Zwracam się do Pana w związku z relacjonowaną szeroko przez media wypowiedzią, w której wymienił Pan w stygmatyzującym kontekście personalia sędziów orzekających w sprawie II DO 74/20 i zapowiedział podjęcie względem nich działań defamacyjnych. Niniejszym stanowczo protestuję przeciwko użytym przez Pana sformułowaniom i mam nadzieję, że w przyszłości się one nie powtórzą
– czytamy w liście I Prezes SN do sędziego Krystiana Markiewicza.

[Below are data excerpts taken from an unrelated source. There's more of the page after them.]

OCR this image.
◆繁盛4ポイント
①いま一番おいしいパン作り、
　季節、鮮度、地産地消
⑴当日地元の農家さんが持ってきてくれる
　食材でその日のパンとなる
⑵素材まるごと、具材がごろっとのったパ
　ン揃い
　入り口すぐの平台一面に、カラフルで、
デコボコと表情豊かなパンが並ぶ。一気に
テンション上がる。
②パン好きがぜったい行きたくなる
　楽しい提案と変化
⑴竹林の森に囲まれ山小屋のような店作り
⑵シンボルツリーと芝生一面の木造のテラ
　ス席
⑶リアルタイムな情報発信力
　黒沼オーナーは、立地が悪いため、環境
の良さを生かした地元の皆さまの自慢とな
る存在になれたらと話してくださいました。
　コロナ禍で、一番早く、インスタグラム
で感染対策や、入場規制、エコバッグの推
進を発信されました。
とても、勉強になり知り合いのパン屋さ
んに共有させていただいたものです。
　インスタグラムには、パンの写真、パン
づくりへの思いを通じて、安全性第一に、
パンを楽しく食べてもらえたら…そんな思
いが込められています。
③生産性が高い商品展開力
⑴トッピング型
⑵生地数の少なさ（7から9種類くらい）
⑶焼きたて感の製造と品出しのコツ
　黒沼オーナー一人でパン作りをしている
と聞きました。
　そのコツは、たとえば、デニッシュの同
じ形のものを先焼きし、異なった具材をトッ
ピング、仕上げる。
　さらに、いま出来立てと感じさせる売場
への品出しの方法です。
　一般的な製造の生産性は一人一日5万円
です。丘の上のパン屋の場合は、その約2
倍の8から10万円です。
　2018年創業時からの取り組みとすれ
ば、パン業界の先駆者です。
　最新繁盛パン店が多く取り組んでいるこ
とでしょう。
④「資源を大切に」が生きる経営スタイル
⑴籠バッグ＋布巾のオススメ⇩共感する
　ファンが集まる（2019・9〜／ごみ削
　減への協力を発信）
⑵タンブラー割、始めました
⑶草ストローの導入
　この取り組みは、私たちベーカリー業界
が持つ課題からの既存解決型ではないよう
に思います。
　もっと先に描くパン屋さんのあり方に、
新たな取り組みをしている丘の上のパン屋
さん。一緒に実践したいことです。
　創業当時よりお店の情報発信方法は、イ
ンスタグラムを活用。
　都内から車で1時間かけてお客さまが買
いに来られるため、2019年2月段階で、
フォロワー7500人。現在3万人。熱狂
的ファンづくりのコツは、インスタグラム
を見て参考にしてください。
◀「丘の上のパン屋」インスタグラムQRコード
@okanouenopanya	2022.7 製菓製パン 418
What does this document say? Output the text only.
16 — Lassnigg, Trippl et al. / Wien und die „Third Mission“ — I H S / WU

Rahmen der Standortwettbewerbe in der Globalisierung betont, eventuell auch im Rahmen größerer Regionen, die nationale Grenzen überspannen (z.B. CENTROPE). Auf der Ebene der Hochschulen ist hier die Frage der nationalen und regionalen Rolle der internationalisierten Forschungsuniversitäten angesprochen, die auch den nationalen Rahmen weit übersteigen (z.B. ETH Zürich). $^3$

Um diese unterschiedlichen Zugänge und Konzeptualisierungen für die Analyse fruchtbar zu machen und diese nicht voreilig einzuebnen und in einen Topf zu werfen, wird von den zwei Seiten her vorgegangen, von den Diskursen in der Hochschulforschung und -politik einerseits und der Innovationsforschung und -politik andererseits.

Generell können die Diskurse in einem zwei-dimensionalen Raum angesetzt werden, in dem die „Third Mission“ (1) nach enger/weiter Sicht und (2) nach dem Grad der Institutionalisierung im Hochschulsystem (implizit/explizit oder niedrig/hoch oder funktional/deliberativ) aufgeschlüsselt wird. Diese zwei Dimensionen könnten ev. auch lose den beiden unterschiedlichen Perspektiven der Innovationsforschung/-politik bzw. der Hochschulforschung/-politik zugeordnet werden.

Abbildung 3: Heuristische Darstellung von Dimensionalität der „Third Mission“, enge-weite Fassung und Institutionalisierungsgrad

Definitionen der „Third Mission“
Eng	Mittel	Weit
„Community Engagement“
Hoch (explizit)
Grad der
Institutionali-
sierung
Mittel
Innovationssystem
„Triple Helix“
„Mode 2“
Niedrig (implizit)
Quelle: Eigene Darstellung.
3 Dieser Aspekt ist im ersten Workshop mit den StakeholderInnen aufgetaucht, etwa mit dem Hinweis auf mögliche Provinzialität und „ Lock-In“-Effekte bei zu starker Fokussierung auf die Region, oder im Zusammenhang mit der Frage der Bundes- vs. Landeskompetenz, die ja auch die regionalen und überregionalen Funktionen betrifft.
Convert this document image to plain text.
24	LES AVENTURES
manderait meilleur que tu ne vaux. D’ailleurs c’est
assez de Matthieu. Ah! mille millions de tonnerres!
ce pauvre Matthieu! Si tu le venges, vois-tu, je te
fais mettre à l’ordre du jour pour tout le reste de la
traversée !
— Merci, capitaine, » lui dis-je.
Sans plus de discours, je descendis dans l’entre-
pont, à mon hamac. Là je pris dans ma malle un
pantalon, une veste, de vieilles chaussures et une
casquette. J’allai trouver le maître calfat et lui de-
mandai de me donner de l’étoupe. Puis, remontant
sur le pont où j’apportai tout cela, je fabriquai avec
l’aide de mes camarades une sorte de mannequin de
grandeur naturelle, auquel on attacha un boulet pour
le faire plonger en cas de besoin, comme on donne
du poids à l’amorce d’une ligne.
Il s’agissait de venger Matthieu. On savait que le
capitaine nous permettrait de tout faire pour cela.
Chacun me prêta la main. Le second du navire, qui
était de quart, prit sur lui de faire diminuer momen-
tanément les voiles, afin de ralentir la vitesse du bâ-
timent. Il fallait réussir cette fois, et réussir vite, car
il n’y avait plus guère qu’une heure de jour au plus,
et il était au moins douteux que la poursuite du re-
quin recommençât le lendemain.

Nazywanie sędziów, powołanych przez Prezydenta RP do pełnienia urzędu „panami przebranymi za sędziów” i straszenie, że zostaną oni zapamiętani, przekracza granice dobrego smaku i nosi znamiona niedozwolonego nacisku na osoby pełniące służbę publiczną, nade wszystko zaś nie przystoi ani sędziemu ani nauczycielowi akademickiemu. Mam nadzieję, że jako obrońca niezawisłości sędziowskiej unikać Pan będzie wizerunku „polityka w todze”, gdyż byłoby to z wielką stratą dla wymiaru sprawiedliwości, jak również dla społecznego postrzegania sędziego jako osoby bezstronnej**
– podkreśliła Prezes Małgorzata Manowska.
Sędzia Krystian Markiewicz z „Iustitii” znany jest ze swoich szokujących i mających charakter polityczny, wypowiedzi w mediach. Próby wywołania nacisku na środowisko niezależnych politycznie sędziów, to swoisty akt bezradności szefa skrajnie upolitycznionego stowarzyszenia. Podważanie statusu sędziów jest jednak deliktem, a sam Markiewicz powinien za swoje słowa odpowiadać dyscyplinarnie.